After Arum appeared on a recent CBS television program, Who's Who, and criticized Don Kings' U.S. Boxing Championships tournament, a consultant to King called Arum to account.
The consultant, Al Braverman, said, "Arum is the guy who put on that Evel Knievel jumping acroos the river. He promised Knievel $6 million and paid him about $100,000. Arum is also the guy who put on that awful thing in Japan between Muhammad Ali and Antonio Inoki the Wrestler."
Arum admitted from his Park Avenue office today, "It is true that Knievel only got about $1 million (not $100,000). I only said he was getting $6 million for publicity purposes. It was wrong thing to do. It was a gimmick. But we (Top Rank) don't extort money from people."

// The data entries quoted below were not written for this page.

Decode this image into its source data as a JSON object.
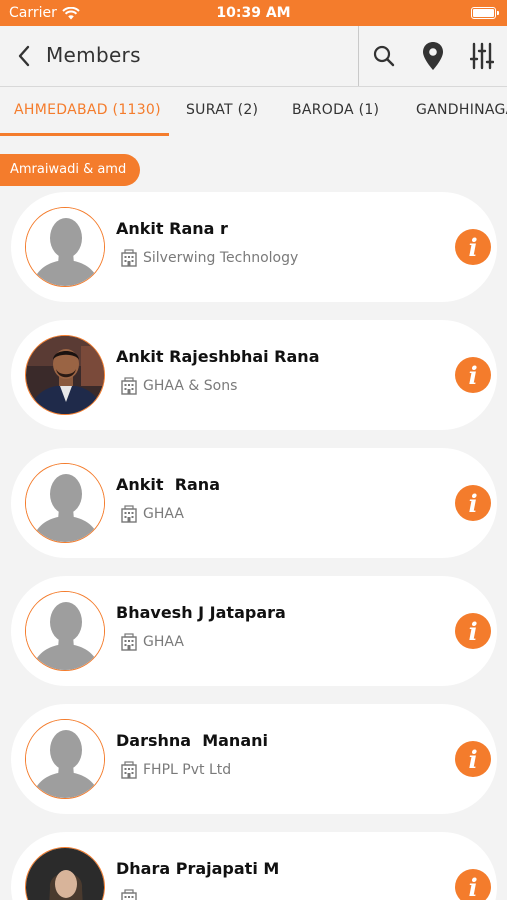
{
  "status_bar": {
    "carrier": "Carrier",
    "time": "10:39 AM"
  },
  "header": {
    "title": "Members"
  },
  "tabs": [
    {
      "label": "AHMEDABAD (1130)",
      "active": true
    },
    {
      "label": "SURAT (2)"
    },
    {
      "label": "BARODA (1)"
    },
    {
      "label": "GANDHINAGAR"
    }
  ],
  "group_chip": "Amraiwadi & amd",
  "members": [
    {
      "name": "Ankit Rana r",
      "company": "Silverwing Technology",
      "photo": "placeholder"
    },
    {
      "name": "Ankit Rajeshbhai Rana",
      "company": "GHAA & Sons",
      "photo": "photo"
    },
    {
      "name": "Ankit  Rana",
      "company": "GHAA",
      "photo": "placeholder"
    },
    {
      "name": "Bhavesh J Jatapara",
      "company": "GHAA",
      "photo": "placeholder"
    },
    {
      "name": "Darshna  Manani",
      "company": "FHPL Pvt Ltd",
      "photo": "placeholder"
    },
    {
      "name": "Dhara Prajapati M",
      "company": "",
      "photo": "photo"
    }
  ],
  "colors": {
    "accent": "#f47c2c",
    "background": "#f3f3f3"
  },
  "icons": [
    "wifi-icon",
    "battery-icon",
    "back-chevron-icon",
    "search-icon",
    "location-pin-icon",
    "filter-sliders-icon",
    "building-icon",
    "info-icon"
  ]
}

Arum said he is lining up boxing bouts for CBS, and the other two networks if they also want to bid on them. But declared that "ABC is not in the market to buy any fiths" following Monday's Ali-Alfredo Evangelista title fight in Capital Centre at Largo, Md., until after special in-house investigator Michael Armstrong finishes an inquiry into the suspended tournament the network funded.
ABC officials were not reachable for comment. ABC's self-investigation is expected to last as long as six months.
Arum also said that CBS recently backed off televising about between lightweight champion Esteban de Jesus and Vicente Saldivar, tentatively scheduled for Saturday, because authorities from Puerto Rico sent CBS information that a firm owned by one of Don King's sons was part owner of de Jesus. ABC also reportedly was offered that bout.
Barry Frank, sports chief at CBS, could not be reached for comment on the de Jesus-Saldivar story.
There was a gossip item in the New York Post yesterday that said Arum was huddling with Frank about a boxing tournament designed especially for television.
This, despite the fact that ABC's tournament is suspended because of allegations of scandal and another tournament, World Television Championships, is suspended from an independent television network because, promoter Hank Schwartz said, advertisers were wary about scandals.
Some boxers in the WTC tournament have reported their checks for participation in bouts bounced because of insufficient funds.
Arum said of the New York Post report, "Everything is accurate but the tournament part. I wouldn't think of such a thing. I did have lunch today with Barry Frank. We did discuss some bouts we have done and some I would like to do. We (Top Rank) pay the fighters and sell the bouts as packages to the networks.
"I'm anxious to see what kind of ratings the Ken Norton-Duane Bobick bout on the NBC gets after Wednesday night. It's a super match. I understand Madison Square Garden had a $160,000 advance, despite it being on home television in New York. It will draw about 8,000 or 9,000 live fans; that's sensational."